En la habitación del hospital, un débil rayo de luz se filtraba por la rendija de la cortina, proyectando motas en el rostro pálido de Rhonda Grayson.
Ella abrió lentamente los ojos, su mirada como pétalos de flor humedecidos con rocío matutino, tan rojos que dolían al corazón. Las lágrimas brotaron en sus ojos, cayendo sobre la almohada.
Al ver esto, Julian Lancaster sintió una indescriptible culpa y angustia.
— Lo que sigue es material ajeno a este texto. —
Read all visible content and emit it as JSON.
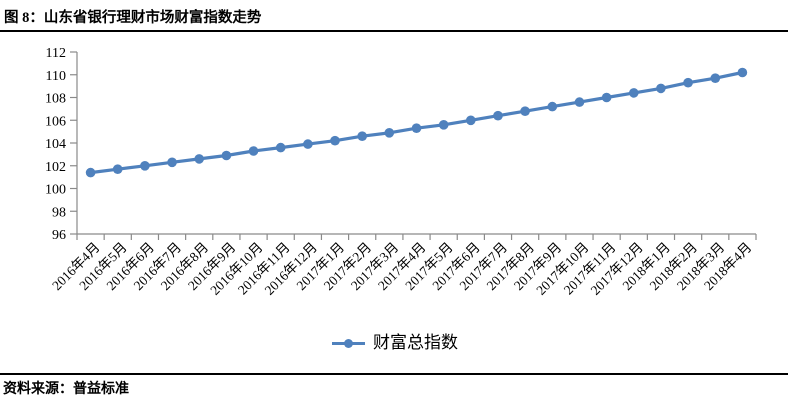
{
  "figure": {
    "title": "图 8：山东省银行理财市场财富指数走势",
    "source": "资料来源：普益标准"
  },
  "colors": {
    "series_blue": "#4F81BD",
    "axis_gray": "#8a8a8a",
    "text_black": "#000000",
    "divider_black": "#000000",
    "background": "#FFFFFF"
  },
  "chart_data": {
    "type": "line",
    "title": "山东省银行理财市场财富指数走势",
    "categories": [
      "2016年4月",
      "2016年5月",
      "2016年6月",
      "2016年7月",
      "2016年8月",
      "2016年9月",
      "2016年10月",
      "2016年11月",
      "2016年12月",
      "2017年1月",
      "2017年2月",
      "2017年3月",
      "2017年4月",
      "2017年5月",
      "2017年6月",
      "2017年7月",
      "2017年8月",
      "2017年9月",
      "2017年10月",
      "2017年11月",
      "2017年12月",
      "2018年1月",
      "2018年2月",
      "2018年3月",
      "2018年4月"
    ],
    "series": [
      {
        "name": "财富总指数",
        "color": "#4F81BD",
        "marker": "circle",
        "values": [
          101.4,
          101.7,
          102.0,
          102.3,
          102.6,
          102.9,
          103.3,
          103.6,
          103.9,
          104.2,
          104.6,
          104.9,
          105.3,
          105.6,
          106.0,
          106.4,
          106.8,
          107.2,
          107.6,
          108.0,
          108.4,
          108.8,
          109.3,
          109.7,
          110.2
        ]
      }
    ],
    "xlabel": "",
    "ylabel": "",
    "ylim": [
      96,
      112
    ],
    "ytick_step": 2,
    "grid": false,
    "legend_position": "bottom",
    "x_label_rotation_deg": 45
  }
}
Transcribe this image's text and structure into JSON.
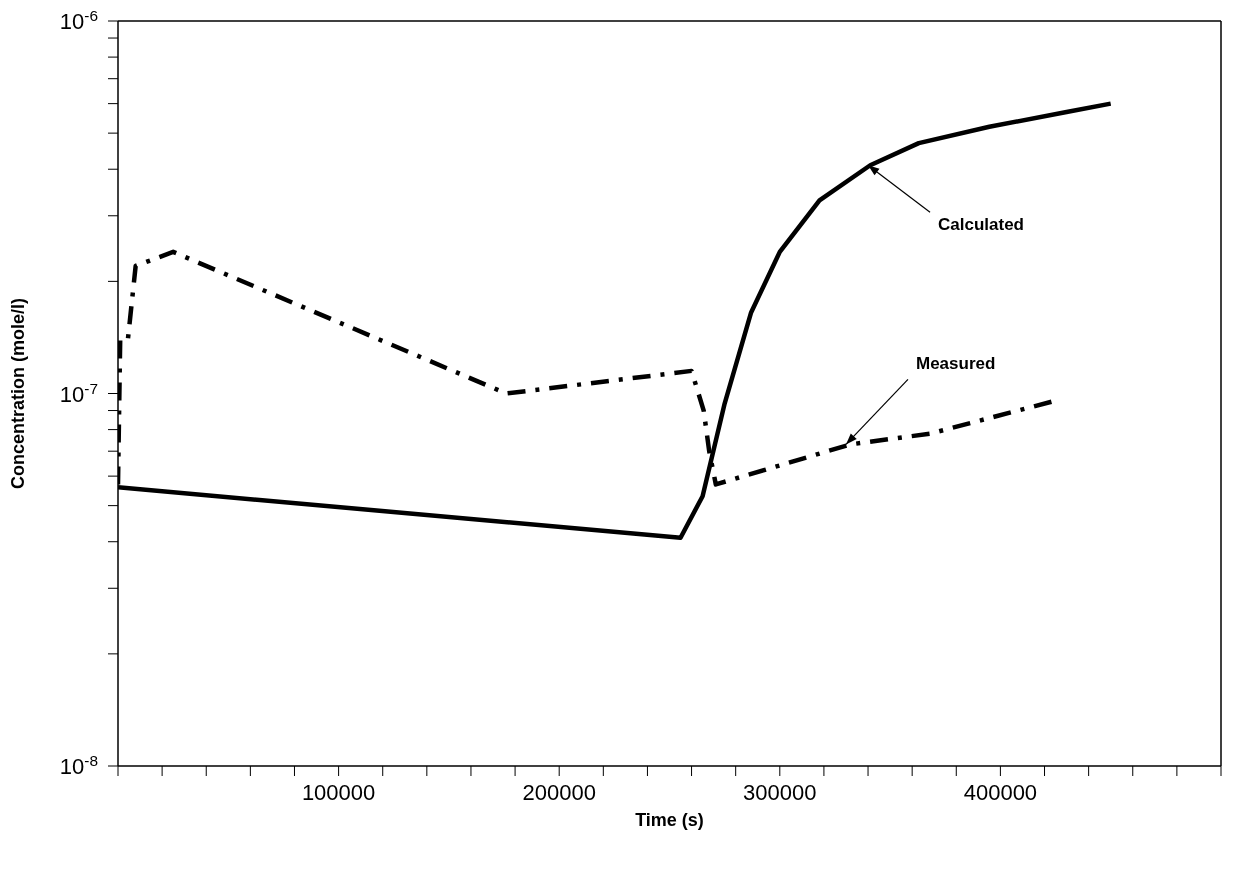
{
  "chart_data": {
    "type": "line",
    "xlabel": "Time (s)",
    "ylabel": "Concentration (mole/l)",
    "log": "y",
    "marker": "none",
    "xlim": [
      0,
      500000
    ],
    "xticks": [
      {
        "value": 0,
        "label": null
      },
      {
        "value": 20000,
        "label": null
      },
      {
        "value": 40000,
        "label": null
      },
      {
        "value": 60000,
        "label": null
      },
      {
        "value": 80000,
        "label": null
      },
      100000,
      {
        "value": 120000,
        "label": null
      },
      {
        "value": 140000,
        "label": null
      },
      {
        "value": 160000,
        "label": null
      },
      {
        "value": 180000,
        "label": null
      },
      200000,
      {
        "value": 220000,
        "label": null
      },
      {
        "value": 240000,
        "label": null
      },
      {
        "value": 260000,
        "label": null
      },
      {
        "value": 280000,
        "label": null
      },
      300000,
      {
        "value": 320000,
        "label": null
      },
      {
        "value": 340000,
        "label": null
      },
      {
        "value": 360000,
        "label": null
      },
      {
        "value": 380000,
        "label": null
      },
      400000,
      {
        "value": 420000,
        "label": null
      },
      {
        "value": 440000,
        "label": null
      },
      {
        "value": 460000,
        "label": null
      },
      {
        "value": 480000,
        "label": null
      },
      {
        "value": 500000,
        "label": null
      }
    ],
    "ylim": [
      1e-08,
      1e-06
    ],
    "yticks": [
      {
        "value": 1e-08,
        "label": "10$^{-8}$"
      },
      {
        "value": 2e-08,
        "label": null
      },
      {
        "value": 3e-08,
        "label": null
      },
      {
        "value": 4e-08,
        "label": null
      },
      {
        "value": 5e-08,
        "label": null
      },
      {
        "value": 6e-08,
        "label": null
      },
      {
        "value": 7e-08,
        "label": null
      },
      {
        "value": 8e-08,
        "label": null
      },
      {
        "value": 9e-08,
        "label": null
      },
      {
        "value": 1e-07,
        "label": "10$^{-7}$"
      },
      {
        "value": 2e-07,
        "label": null
      },
      {
        "value": 3e-07,
        "label": null
      },
      {
        "value": 4e-07,
        "label": null
      },
      {
        "value": 5e-07,
        "label": null
      },
      {
        "value": 6e-07,
        "label": null
      },
      {
        "value": 7e-07,
        "label": null
      },
      {
        "value": 8e-07,
        "label": null
      },
      {
        "value": 9e-07,
        "label": null
      },
      {
        "value": 1e-06,
        "label": "10$^{-6}$"
      }
    ],
    "series": [
      {
        "color": "#000000",
        "line_style": "solid",
        "x": [
          0,
          255000,
          265000,
          275000,
          287000,
          300000,
          318000,
          341000,
          363000,
          395000,
          430000,
          450000
        ],
        "values": [
          5.6e-08,
          4.1e-08,
          5.3e-08,
          9.4e-08,
          1.65e-07,
          2.4e-07,
          3.3e-07,
          4.1e-07,
          4.7e-07,
          5.2e-07,
          5.7e-07,
          6e-07
        ]
      },
      {
        "color": "#000000",
        "line_style": "dashed",
        "x": [
          0,
          1000,
          4500,
          8000,
          25000,
          176000,
          260000,
          265500,
          268000,
          271000,
          332000,
          368000,
          426000
        ],
        "values": [
          5.7e-08,
          1.4e-07,
          1.4e-07,
          2.2e-07,
          2.4e-07,
          1e-07,
          1.15e-07,
          9e-08,
          7e-08,
          5.7e-08,
          7.3e-08,
          7.8e-08,
          9.6e-08
        ]
      }
    ],
    "annotations": [
      {
        "text": "Calculated",
        "x": 340000,
        "y": 4.1e-07
      },
      {
        "text": "Measured",
        "x": 330000,
        "y": 7.3e-08
      }
    ]
  }
}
Abrazó suavemente a Rhonda Grayson.
Su voz era baja y gentil, tratando de calmar las cicatrices en su corazón:
—Lo siento, Rory, todo es mi culpa. No debí haberte traído aquí.
Rhonda Grayson sintió el calor del abrazo de Julian Lancaster, su único apoyo en ese momento.
Intentó regular su respiración, cada inhalación sintiéndose como una lucha contra la desesperación interior, cada exhalación como liberando un dolor sin límites.
Negó ligeramente con la cabeza, su voz débil pero extraordinariamente firme:
—Julian, estoy bien. Quizás este es el destino, mostrándonos que no debíamos tener este hijo.
Creo que cada vida tiene su camino destinado; tal vez simplemente eligió otra ruta.
Así que no mencionemos esto a nuestra familia. Sabes, por mi culpa, mi hermano no ha estado en casa durante años. Nuestra familia no puede soportar más conmoción.
Julian Lancaster escuchó, sintiendo una mezcla de emociones.
Miró fijamente a los ojos de Rhonda Grayson, llenos de fortaleza e impotencia, como si viera la vulnerabilidad y resiliencia profundas dentro de ella.
Permaneció en silencio por un largo rato, finalmente asintiendo lentamente, sus ojos llenos de promesas y determinación.
—De acuerdo, haré como dices. Rory, no importa lo que pase, siempre estaré a tu lado.
Una semana después.
Rhonda Grayson recibió el alta, y Julian Lancaster planeaba llevarla de regreso a Aethelgard para que descansara y se recuperara.
Sin embargo, durante esa semana, excepto por el día del incidente, Evan Lancaster nunca volvió a poner un pie en el hospital.
Ni siquiera fue a la oficina.
Antes de partir, Julian se encontró con Evan en su apartamento, aunque nadie sabía qué discutieron los dos hermanos.
Después de que Julian se fue, Evan comenzó a beber, incesantemente.
Al día siguiente.
Julian llevó a Rhonda Grayson de regreso a Aethelgard para recuperarse, mientras Evan se sumergió en el trabajo.
Al mediodía, Christine Carter y Maya Crowe almorzaron juntas.
—Scott me pidió que buscara la pulsera para él nuevamente hoy.
—¿La pulsera que te dejó tu madre? ¿No la has estado usando siempre? —preguntó Maya Crowe, notando su muñeca desnuda.